L’adattamento di Welles prende avvio dalla messa in scena delle prove di una compagnia teatrale che alterna il King Lear di Shakespeare con la lettura collettiva, al tempo stesso tragica e comica, di una ricostruzione decisamente eccentrica del testo di Melville, giocata su una scenografia quasi inesistente (niente scialuppe, niente balene, niente arpioni, tanto meno navi…), ma con ampio spazio dato alla parola (e alla musica) di alcuni attori che ricoprono più ruoli e in particolare a Welles stesso che se ne era assegnato ben tre, Ahab compreso. Melville è certamente uno degli scrittori statunitensi più eccentrici nel senso originale del termine, vale a dire del quale è difficile scoprire quale sia il “centro” interpretativo, come alcuni critici hanno cercato di mostrare (tra gli altri William Spanos negli Stati Uniti e Giorgio Mariani in Italia.) 

Questa eccentricità di Melville, unita a quella altrettanto radicale di Orson Welles, non potevano non attrarre un altro regista intellettualmente audace e al tempo stesso in grado di sostenere una parte anche fisicamente molto impegnativa come Elio De Capitani. Negli anni scorsi, approfittando della pausa forzata dovuta alla pandemia, De Capitani ha preparato con e per il Teatro dell’Elfo di Milano e lo Stabile di Torino una avvincente versione italiana, intitolata Moby Dick alla prova, basata su una traduzione di Cristiana Viti (diversa da quella di Marco Rossari apparsa nel 2018 per Italo Svevo Editore, dal titolo Moby Dick. Prove per un dramma in due atti).

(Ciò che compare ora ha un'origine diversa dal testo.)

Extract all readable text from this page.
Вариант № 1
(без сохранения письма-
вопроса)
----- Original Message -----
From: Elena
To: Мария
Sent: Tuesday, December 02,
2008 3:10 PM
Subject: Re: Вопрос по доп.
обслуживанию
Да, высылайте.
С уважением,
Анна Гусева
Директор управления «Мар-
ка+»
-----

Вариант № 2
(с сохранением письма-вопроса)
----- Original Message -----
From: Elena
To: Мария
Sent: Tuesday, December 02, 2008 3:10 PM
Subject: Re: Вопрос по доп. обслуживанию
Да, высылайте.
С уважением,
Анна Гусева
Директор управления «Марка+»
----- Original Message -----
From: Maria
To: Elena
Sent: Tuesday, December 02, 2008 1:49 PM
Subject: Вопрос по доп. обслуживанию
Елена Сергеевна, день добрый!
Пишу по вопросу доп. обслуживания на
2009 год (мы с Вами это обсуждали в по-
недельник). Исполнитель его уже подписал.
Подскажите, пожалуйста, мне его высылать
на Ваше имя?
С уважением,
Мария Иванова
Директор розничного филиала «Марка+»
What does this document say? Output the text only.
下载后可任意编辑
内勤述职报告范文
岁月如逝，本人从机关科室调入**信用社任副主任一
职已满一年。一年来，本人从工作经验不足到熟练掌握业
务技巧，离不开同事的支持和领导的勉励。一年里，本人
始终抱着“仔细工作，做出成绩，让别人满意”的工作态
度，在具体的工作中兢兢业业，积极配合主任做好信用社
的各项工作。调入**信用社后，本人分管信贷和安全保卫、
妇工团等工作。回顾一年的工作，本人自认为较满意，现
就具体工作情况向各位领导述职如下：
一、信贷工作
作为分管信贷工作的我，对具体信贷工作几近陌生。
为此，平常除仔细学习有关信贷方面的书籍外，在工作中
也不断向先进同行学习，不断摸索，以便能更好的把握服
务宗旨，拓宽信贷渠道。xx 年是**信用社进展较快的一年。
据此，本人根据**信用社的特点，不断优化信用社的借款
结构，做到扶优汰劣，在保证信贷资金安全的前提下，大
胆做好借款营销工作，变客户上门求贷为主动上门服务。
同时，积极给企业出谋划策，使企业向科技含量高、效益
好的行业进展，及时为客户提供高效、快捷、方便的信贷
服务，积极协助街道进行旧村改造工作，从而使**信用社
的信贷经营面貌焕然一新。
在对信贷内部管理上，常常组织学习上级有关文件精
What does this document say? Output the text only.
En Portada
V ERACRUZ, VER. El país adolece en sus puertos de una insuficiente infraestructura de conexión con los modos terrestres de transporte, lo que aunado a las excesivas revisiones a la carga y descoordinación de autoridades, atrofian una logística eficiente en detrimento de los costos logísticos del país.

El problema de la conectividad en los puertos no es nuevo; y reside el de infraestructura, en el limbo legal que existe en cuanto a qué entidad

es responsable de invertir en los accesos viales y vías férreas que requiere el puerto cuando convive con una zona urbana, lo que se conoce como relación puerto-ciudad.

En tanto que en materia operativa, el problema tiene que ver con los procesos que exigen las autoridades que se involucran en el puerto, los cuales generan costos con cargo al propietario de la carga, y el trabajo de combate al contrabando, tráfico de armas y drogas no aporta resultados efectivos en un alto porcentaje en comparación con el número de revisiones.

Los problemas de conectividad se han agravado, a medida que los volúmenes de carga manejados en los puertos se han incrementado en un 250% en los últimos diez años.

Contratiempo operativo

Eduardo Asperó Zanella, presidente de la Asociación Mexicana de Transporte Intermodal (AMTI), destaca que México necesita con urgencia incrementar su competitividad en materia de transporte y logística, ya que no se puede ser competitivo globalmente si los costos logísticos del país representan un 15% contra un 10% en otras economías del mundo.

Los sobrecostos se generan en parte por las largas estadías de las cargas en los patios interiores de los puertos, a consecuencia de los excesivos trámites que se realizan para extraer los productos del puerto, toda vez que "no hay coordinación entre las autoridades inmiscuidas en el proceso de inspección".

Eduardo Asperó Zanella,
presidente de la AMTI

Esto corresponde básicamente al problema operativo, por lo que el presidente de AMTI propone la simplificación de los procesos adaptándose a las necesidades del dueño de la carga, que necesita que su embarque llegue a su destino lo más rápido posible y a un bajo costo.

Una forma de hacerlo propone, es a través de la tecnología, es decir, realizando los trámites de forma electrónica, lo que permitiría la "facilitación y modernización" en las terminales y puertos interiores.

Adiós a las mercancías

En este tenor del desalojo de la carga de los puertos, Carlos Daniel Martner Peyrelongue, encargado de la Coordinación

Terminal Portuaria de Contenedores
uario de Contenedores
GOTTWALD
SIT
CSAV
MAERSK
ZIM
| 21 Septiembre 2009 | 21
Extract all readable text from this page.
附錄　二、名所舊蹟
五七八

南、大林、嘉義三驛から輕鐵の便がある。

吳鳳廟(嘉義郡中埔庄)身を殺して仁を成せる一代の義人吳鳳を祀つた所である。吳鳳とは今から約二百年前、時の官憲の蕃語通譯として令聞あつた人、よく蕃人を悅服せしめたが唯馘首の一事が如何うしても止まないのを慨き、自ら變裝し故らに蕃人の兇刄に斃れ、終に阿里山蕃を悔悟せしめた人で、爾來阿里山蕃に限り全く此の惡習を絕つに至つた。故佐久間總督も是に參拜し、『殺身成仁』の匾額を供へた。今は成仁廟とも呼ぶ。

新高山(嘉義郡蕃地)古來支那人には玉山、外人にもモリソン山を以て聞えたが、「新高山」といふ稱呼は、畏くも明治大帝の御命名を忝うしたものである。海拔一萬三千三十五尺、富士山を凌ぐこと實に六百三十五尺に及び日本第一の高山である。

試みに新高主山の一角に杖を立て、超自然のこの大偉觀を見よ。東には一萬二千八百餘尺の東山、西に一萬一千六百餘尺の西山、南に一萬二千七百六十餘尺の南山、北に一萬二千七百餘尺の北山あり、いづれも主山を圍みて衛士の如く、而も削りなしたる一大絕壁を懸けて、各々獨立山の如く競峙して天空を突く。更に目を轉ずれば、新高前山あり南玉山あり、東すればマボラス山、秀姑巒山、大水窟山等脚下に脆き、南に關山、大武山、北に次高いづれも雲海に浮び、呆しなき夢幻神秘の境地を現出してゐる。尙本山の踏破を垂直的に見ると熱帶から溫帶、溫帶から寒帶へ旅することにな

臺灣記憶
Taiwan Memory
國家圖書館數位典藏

La messa in scena di De Capitani ha avuto un successo sorprendente: oltre cento repliche in più di venti città italiane e un’ottima risposta da parte della critica teatrale più attenta, con una notevole partecipazione di spettatori giovani. Poiché l’adattamento teatrale di Welles portato in scena dall’Elfo è certamente complesso e “intellettuale” come Welles voleva che fosse, questo significa che in Italia c’è un pubblico teatrale all’altezza? Sembra che si possa rispondere di sì, ma sarebbe bello che fosse Gimmelli a spiegarcelo, prima o poi, magari su queste stesse pagine di “doppiozero”.